The MIT researchers started with a method that simulates human peripheral vision to arrive at a more accurate method. This technique called the texture tiling model, modifies images to simulate the loss of visual information experienced by a human.
This model was altered to enable more flexible picture transformation that does not require the AI or person to know where they will direct their eyes ahead of time. It allowed them to model peripheral vision the same way it is in human vision research.
To simulate the loss of detail that happens when a human gazes farther into the periphery, scientists employed this modified technique to create a massive collection of changed photos that appear more textured in some locations.
Subsequently, they trained many computer vision models on the dataset and evaluated their performance on an object detection test compared to human performance.
DuTell said, “We had to be very clever in how we set up the experiment so we could also test it in the machine learning models. We didn’t want to have to retrain the models on a toy task that they weren’t meant to be doing.”
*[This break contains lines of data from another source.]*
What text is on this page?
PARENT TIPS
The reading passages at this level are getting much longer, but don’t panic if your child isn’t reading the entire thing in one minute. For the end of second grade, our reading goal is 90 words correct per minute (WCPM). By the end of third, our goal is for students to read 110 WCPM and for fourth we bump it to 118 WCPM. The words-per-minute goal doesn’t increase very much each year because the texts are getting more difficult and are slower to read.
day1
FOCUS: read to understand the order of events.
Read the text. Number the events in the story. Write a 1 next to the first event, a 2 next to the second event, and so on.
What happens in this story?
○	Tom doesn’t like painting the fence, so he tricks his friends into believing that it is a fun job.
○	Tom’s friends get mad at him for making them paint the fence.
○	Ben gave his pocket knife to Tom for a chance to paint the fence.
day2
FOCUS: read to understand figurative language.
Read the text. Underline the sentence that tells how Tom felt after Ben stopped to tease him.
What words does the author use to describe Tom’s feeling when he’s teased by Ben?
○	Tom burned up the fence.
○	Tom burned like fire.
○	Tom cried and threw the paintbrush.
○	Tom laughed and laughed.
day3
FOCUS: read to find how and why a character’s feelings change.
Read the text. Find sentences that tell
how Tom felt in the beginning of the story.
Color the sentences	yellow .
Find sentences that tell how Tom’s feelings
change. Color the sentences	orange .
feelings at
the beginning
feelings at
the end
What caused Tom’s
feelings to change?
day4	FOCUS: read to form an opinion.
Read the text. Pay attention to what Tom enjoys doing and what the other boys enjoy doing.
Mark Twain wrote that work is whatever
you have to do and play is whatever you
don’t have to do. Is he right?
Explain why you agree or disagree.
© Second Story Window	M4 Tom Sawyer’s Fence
Pairs of transformed images, one with a target object in the periphery and the other identical, were presented to humans and models. Each participant was then instructed to select an image with the desired object.
The models’ ability to detect and recognize items improved the most when trained from scratch using the researchers’ dataset. Smaller performance gains were obtained when fine-tuning a pre-trained model using their dataset, which entails adjusting the model to enable it to perform a new task.
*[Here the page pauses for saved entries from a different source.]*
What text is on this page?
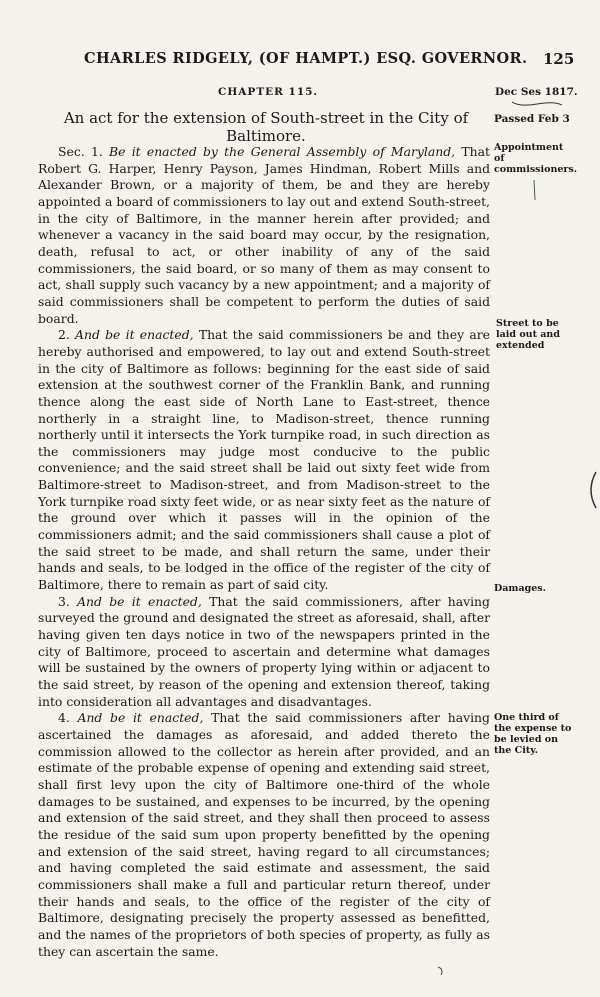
CHARLES RIDGELY, (OF HAMPT.) ESQ. GOVERNOR. 125
CHAPTER 115.	Dec Ses 1817.
Passed Feb 3
An act for the extension of South-street in the City of Baltimore.

Sec. 1. Be it enacted by the General Assembly of Maryland, That Robert G. Harper, Henry Payson, James Hindman, Robert Mills and Alexander Brown, or a majority of them, be and they are hereby appointed a board of commissioners to lay out and extend South-street, in the city of Baltimore, in the manner herein after provided; and whenever a vacancy in the said board may occur, by the resignation, death, refusal to act, or other inability of any of the said commissioners, the said board, or so many of them as may consent to act, shall supply such vacancy by a new appointment; and a majority of said commissioners shall be competent to perform the duties of said board.

2. And be it enacted, That the said commissioners be and they are hereby authorised and empowered, to lay out and extend South-street in the city of Baltimore as follows: beginning for the east side of said extension at the southwest corner of the Franklin Bank, and running thence along the east side of North Lane to East-street, thence northerly in a straight line, to Madison-street, thence running northerly until it intersects the York turnpike road, in such direction as the commissioners may judge most conducive to the public convenience; and the said street shall be laid out sixty feet wide from Baltimore-street to Madison-street, and from Madison-street to the York turnpike road sixty feet wide, or as near sixty feet as the nature of the ground over which it passes will in the opinion of the commissioners admit; and the said commissioners shall cause a plot of the said street to be made, and shall return the same, under their hands and seals, to be lodged in the office of the register of the city of Baltimore, there to remain as part of said city.

3. And be it enacted, That the said commissioners, after having surveyed the ground and designated the street as aforesaid, shall, after having given ten days notice in two of the newspapers printed in the city of Baltimore, proceed to ascertain and determine what damages will be sustained by the owners of property lying within or adjacent to the said street, by reason of the opening and extension thereof, taking into consideration all advantages and disadvantages.

4. And be it enacted, That the said commissioners after having ascertained the damages as aforesaid, and added thereto the commission allowed to the collector as herein after provided, and an estimate of the probable expense of opening and extending said street, shall first levy upon the city of Baltimore one-third of the whole damages to be sustained, and expenses to be incurred, by the opening and extension of the said street, and they shall then proceed to assess the residue of the said sum upon property benefitted by the opening and extension of the said street, having regard to all circumstances; and having completed the said estimate and assessment, the said commissioners shall make a full and particular return thereof, under their hands and seals, to the office of the register of the city of Baltimore, designating precisely the property assessed as benefitted, and the names of the proprietors of both species of property, as fully as they can ascertain the same.

Appointment of commissioners.
Street to be laid out and extended
Damages.
One third of the expense to be levied on the City.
However, the machines were never as accurate as people, and they performed poorly when identifying objects on the other side. Additionally, they performed differently from humans in terms of patterns.
Harrington said, “That might suggest that the models aren’t using context in the same way as humans are to do these detection tasks. The strategy of the models might be different.”
The researchers plan to investigate these variations further to develop a model that can forecast human performance in the visual periphery. This would allow AI systems to warn drivers of potential hazards, for example. They also want to use their freely available dataset to encourage other academics to conduct further computer vision research.
Justin Gardner, an associate professor in the Department of Psychology at Stanford University who was not involved with this work, said, “This work is important because it contributes to our understanding that human vision in the periphery should not be considered just impoverished vision due to limits in the number of photoreceptors we have, but rather, a representation that is optimized for us to perform tasks of real-world consequence.”
“Moreover, the work shows that neural network models, despite their advancement in recent years, are unable to match human performance in this regard, which should lead to more AI research to learn from the neuroscience of human vision. This future research will be aided significantly by the database of images provided by the authors to mimic peripheral human vision.”
Journal Reference:
- COCO-Periph: Bridging the Gap Between Human and Machine Perception in the Periphery. Paper.